K-12 Education

Today, U.S. students have fallen far below the average developed country in international assessments. Rep. Eshoo consistently supports legislation to help close the achievement gap and improve the quality of every level of education so that all children are able to obtain the skills they need to succeed. A strong commitment to educating America’s students is critical to our nation’s future prosperity.

Elementary and Secondary Education Act Reauthorization

First passed in 1965 as a part of President Lyndon Johnson’s “War on Poverty,” the Elementary and Secondary Education Act (ESEA) is the primary federal law for funding K-12 education across the country. It emphasizes equal access to education for all Americans, regardless of race, creed, wealth, or any other factor. The bill aims to shorten achievement gaps by funding professional development for teachers, including instruction materials, resources, and promotion of parental involvement. Importantly, the law forbids the establishment of a national curriculum.

On December 2, 2015, Rep. Eshoo voted for S. 1177, the Every Student Succeeds Act (ESSA), which reauthorized the ESEA for the first time since 2002 and replaced the No Child Left Behind Act. The ESSA, which was signed into law on December 10, 2015, provides states with more control over their K-12 education standards and prohibits the federal government from mandating specific education standards.

Individuals with Disabilities Education Act (IDEA)

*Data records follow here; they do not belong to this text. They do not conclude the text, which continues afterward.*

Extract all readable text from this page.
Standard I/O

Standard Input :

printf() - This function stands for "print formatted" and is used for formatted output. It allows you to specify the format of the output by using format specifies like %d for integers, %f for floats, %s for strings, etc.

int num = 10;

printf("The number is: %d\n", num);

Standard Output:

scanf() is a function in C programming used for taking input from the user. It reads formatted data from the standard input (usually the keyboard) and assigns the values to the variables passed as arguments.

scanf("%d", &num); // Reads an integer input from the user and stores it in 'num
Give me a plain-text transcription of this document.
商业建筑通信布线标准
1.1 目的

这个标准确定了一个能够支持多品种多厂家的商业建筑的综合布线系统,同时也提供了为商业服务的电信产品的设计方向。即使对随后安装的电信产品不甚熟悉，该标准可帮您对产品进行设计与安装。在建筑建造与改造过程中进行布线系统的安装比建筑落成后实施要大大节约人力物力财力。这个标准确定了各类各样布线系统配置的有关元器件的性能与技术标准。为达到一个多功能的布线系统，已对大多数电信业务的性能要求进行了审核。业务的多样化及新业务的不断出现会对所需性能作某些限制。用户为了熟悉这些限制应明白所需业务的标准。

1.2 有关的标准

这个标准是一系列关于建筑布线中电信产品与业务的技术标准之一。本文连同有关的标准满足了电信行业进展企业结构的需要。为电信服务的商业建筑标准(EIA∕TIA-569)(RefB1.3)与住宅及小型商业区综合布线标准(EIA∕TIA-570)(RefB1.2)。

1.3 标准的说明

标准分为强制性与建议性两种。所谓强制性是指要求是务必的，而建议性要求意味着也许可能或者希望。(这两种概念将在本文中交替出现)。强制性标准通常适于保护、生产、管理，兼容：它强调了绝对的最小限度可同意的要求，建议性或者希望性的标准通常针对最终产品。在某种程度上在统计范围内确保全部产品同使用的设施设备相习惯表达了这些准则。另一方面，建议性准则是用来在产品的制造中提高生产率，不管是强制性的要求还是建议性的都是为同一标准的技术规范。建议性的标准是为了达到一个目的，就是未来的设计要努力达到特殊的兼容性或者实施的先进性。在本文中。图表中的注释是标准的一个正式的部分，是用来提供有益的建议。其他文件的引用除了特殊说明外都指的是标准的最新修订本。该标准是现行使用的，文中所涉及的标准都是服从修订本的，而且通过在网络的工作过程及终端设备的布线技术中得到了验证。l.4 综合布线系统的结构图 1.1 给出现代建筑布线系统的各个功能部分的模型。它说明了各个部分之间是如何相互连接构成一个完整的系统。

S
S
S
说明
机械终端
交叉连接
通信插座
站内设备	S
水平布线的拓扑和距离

When Congress passed IDEA in 1975, the federal government required states to provide a free, appropriate public education to students with disabilities and committed to pay 40 percent of the cost of educating students with disabilities, with the remainder of costs to be paid by states and localities.

Unfortunately, the federal government has not come close to fulfilling its obligation and currently only provides half the promised amount. This shortfall places an onerous financial burden on local school districts and communities, and it has pitted parents of special needs students against those of other students. Rep. Eshoo has consistently voted for and supported legislation to remedy this gap.